FBI Announces North Korea-Associated Hackers Responsible For $100 Million Virtual Robbery

On Monday, the Federal Bureau of Investigation (FBI) announced that a North Korea-associated hacking group had carried out a robbery of $100 million in cryptocurrency last year.

Harmony’s Horizon Bridge operates cryptocurrency movements between Harmony and other systems. On June 24, 2022, Harmony’s bridge was hacked and $100 million of virtual funds were taken.

The FBI stated that hackers called the Lazarus Group, also identifiable as APT28, which are connected with North Korea, stole the cryptocurrency.

In a press release, the FBI explained that earlier this month, on Friday, January 13, North Korean hackers utilized RAILGUN, which is a privacy tool, in order to launder ethereum taken last year. The amount laundered came to a worth of more than $60 million.

Some of the money was then delivered to multiple providers and changed into bitcoin, after which some of it was frozen through an effort with the providers. 
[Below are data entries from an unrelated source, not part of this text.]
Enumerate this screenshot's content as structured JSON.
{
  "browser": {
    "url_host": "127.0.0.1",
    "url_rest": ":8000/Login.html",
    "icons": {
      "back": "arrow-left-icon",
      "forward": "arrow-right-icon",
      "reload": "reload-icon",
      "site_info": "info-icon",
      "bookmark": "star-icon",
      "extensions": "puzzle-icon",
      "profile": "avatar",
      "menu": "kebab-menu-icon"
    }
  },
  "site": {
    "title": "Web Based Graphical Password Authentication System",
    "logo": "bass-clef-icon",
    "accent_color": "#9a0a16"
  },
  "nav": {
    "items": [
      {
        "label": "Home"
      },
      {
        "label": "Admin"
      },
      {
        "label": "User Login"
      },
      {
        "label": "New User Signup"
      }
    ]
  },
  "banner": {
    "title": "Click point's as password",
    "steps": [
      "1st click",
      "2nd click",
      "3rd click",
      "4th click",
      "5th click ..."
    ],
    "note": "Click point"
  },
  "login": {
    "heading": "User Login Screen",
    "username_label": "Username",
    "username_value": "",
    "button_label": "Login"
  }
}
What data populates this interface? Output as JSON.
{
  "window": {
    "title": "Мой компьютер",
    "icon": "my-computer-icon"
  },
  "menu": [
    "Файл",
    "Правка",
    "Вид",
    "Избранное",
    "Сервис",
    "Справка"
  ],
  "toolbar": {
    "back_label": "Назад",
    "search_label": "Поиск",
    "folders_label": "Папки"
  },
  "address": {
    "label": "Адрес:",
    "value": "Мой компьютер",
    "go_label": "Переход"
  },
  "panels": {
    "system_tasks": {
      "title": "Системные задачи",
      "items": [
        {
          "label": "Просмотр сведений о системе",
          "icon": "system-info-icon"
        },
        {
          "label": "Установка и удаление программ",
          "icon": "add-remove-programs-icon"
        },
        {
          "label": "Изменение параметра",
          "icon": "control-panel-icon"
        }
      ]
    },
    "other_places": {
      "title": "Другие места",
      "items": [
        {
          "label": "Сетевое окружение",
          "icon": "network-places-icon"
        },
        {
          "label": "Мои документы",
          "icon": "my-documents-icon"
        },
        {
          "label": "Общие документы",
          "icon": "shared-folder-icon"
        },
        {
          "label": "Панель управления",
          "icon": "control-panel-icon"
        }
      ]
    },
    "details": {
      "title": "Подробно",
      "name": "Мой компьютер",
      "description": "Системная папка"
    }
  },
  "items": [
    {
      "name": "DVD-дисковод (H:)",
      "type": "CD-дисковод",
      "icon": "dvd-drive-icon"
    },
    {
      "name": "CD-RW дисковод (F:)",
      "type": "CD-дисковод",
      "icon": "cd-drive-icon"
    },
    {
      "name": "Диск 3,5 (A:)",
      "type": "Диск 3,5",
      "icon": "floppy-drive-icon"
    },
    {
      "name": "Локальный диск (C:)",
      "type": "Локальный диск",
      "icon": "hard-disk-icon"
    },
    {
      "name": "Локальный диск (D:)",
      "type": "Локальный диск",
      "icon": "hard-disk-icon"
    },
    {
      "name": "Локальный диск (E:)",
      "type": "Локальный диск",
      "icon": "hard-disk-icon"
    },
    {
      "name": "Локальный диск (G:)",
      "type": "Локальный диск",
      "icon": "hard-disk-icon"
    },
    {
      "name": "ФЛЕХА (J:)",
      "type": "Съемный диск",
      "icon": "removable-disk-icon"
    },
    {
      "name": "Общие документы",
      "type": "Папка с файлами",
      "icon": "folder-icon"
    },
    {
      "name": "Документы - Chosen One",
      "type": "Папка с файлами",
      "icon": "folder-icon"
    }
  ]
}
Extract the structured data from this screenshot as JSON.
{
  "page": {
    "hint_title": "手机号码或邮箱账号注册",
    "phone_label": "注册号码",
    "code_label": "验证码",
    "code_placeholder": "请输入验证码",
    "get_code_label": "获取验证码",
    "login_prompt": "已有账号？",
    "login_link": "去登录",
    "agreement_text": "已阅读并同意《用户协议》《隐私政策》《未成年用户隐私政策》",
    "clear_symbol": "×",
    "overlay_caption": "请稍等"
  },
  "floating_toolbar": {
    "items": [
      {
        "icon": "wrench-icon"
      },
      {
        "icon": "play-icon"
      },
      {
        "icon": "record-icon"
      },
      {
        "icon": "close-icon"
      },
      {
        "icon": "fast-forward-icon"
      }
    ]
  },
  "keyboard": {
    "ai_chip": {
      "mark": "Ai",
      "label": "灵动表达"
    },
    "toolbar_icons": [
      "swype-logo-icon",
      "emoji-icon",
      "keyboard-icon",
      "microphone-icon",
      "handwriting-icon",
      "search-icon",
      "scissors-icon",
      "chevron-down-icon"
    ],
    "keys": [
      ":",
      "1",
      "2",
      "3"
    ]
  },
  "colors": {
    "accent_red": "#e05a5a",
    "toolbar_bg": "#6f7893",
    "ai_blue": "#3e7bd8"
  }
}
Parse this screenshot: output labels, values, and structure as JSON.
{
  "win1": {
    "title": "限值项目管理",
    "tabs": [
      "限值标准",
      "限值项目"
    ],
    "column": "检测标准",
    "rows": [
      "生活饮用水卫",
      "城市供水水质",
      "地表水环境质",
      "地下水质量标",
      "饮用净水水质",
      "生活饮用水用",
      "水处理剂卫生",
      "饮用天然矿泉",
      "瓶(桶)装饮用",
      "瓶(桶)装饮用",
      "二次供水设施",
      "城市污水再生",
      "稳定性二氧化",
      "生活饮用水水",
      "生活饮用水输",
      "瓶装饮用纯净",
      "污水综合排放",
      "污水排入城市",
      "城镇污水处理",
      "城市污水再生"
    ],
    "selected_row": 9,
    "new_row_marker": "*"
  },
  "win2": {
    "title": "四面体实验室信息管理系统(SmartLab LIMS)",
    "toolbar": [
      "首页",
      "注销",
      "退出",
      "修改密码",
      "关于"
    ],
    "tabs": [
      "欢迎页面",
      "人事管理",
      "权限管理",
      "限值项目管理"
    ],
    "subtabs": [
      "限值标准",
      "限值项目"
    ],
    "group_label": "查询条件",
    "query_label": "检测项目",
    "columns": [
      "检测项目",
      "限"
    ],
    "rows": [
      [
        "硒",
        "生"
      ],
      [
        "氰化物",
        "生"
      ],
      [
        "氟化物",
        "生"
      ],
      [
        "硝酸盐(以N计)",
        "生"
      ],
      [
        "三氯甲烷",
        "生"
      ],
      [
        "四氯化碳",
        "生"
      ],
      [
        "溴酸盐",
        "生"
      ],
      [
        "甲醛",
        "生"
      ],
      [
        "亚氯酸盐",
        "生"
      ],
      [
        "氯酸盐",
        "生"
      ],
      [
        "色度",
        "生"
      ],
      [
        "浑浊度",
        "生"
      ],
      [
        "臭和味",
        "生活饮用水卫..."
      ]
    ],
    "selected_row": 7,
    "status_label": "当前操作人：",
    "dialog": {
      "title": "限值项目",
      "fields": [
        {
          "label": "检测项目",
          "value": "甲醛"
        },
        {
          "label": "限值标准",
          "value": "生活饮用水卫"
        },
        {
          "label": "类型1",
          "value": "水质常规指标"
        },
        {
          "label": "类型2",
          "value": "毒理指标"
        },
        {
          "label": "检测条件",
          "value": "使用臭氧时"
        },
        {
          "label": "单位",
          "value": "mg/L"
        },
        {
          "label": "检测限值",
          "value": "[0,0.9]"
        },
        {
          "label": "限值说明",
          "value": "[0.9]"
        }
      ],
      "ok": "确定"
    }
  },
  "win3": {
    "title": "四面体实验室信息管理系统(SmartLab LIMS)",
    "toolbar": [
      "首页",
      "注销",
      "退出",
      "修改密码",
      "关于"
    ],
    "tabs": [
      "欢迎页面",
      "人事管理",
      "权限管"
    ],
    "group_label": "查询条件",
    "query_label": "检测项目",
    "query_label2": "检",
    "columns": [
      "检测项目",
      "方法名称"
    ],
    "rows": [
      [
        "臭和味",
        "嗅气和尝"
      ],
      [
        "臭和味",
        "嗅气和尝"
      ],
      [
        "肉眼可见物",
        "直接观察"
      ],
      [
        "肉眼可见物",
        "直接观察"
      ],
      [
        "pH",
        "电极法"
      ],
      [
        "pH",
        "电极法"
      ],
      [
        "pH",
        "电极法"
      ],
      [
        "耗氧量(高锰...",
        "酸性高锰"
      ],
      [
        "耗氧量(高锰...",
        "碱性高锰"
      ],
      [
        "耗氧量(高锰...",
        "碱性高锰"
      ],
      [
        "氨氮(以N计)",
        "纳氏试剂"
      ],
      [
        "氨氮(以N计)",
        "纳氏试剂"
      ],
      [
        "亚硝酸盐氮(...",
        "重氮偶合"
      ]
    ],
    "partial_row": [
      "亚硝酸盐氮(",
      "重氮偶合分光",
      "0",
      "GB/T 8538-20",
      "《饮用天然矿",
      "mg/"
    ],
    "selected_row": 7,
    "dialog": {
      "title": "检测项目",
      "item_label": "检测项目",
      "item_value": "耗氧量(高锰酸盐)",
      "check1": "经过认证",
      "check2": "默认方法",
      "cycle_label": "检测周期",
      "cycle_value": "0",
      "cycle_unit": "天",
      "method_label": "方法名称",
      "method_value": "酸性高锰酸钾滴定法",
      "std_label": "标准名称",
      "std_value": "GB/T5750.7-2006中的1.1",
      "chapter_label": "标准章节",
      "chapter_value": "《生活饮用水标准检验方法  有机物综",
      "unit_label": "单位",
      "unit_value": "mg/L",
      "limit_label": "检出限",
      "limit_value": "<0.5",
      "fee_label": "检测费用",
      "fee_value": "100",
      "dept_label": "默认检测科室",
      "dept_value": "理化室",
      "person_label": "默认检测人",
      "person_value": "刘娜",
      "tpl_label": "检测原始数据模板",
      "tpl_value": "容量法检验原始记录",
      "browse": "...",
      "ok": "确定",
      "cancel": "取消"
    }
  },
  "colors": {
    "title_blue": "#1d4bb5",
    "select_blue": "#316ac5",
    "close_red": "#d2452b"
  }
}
The FBI noted that some of its offices, working with other groups, are still finding and interrupting North Korea’s acts of stealing and money laundering of cryptocurrency. It said the criminal actions are utilized in order to prop up North Korea’s Weapons of Mass Destruction and ballistic missile projects.

The FBI added that in the past it published a Cybersecurity Advisory with the Cybersecurtiy and Infrastructure Security Agency, as well as the U.S. Treasury Department. The advisory discussed “TraderTraitor,” a malware effort that was used by North Korea to attack Harmony. 

In June, Reuters reported that hackers from North Korea were probably responsible for the major hack, according to three digital investigative groups. Elliptic, a crypto analysis group, speculated in a report at the time of the cyber attack that Lazarus was responsible. 

“The thief is attempting to break the transaction trail back to the original theft,” the report said. “This makes it easier to cash out the funds at an exchange.”

Last year, Anne Neuberger, Deputy National Security Advisor for Cyber and Emerging Technology on the National Security Council, said she was “concerned about North Korea’s cyber capabilities.”

“They use cyber to gain, we estimate, up to a third of [stolen crypto] [sic] funds to fund their missile program,” she noted.

A few months following the Harmony attack, Nomad, another crypto group, reportedly had cryptocurrency — in the amount of $190 million — taken in multiple incidents. 

The Treasury Department took action last year to place fresh sanctions on a wallet of the Lazarus Group. Crypto analysts reportedly said that the wallet had resources connected to an attack where cryptocurrency was taken in the amount of over $600 million.